TODAY’S INNOVATIVE web and mobile technologies risk following the path taken by radio, TV and film, and move from being open and entrepreneurial markets to markets monopolised by one or several large companies.
This is according to Tim Wu, a professor at Columbia Law School who spoke yesterday about the future of telecommunications at the Institute of International and European Affairs in Dublin.
Mr Wu said he was writing a book that ponders the question of whether it is a natural progression or a choice for new technology to follow the pattern of invention, founding, opening up into an all-inclusive entrepreneurial market and then being dominated by the major company in the market.
Radio and film followed this pattern in the early 1900s and today’s newest technologies: mobile phones, television and computers, could likely follow it as well, he said.

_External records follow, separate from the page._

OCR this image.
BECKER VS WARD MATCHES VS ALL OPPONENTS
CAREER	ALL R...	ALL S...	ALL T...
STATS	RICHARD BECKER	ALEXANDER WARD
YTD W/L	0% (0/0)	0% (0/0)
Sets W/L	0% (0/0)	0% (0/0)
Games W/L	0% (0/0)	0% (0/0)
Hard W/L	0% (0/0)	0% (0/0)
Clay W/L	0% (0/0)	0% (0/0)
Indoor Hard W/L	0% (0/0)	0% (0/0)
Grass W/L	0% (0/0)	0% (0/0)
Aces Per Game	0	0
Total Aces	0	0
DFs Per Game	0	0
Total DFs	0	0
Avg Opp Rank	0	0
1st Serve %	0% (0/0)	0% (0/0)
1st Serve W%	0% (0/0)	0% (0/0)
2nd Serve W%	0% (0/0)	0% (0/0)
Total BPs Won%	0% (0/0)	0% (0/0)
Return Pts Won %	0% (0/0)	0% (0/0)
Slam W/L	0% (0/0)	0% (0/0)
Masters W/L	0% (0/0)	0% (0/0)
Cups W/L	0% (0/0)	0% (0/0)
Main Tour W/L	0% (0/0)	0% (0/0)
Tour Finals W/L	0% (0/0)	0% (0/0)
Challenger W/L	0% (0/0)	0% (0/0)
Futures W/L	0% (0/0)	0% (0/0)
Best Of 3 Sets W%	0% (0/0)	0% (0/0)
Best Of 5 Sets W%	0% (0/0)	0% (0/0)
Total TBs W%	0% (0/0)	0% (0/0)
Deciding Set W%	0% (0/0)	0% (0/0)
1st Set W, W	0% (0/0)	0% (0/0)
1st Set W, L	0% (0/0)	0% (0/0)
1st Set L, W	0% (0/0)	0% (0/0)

When a state regulates these industries they should aim to have a market entry price which makes it possible for a large number of people to start a new company, Mr Wu said. When the cost of market entry is too high, like the mobile phone market in the United States, the market will stagnate.
What a regulator should not do is help the dominant figure destroy the other new companies, something which Mr Wu said may seem obvious but is often what happens.
Communications regulators should be more conscious that they are the leading speech regulators and make sure they are not limiting free speech.
Mr Wu expects that we will see how TV, computers and mobile phones interact and compete with each other over the next 10 years.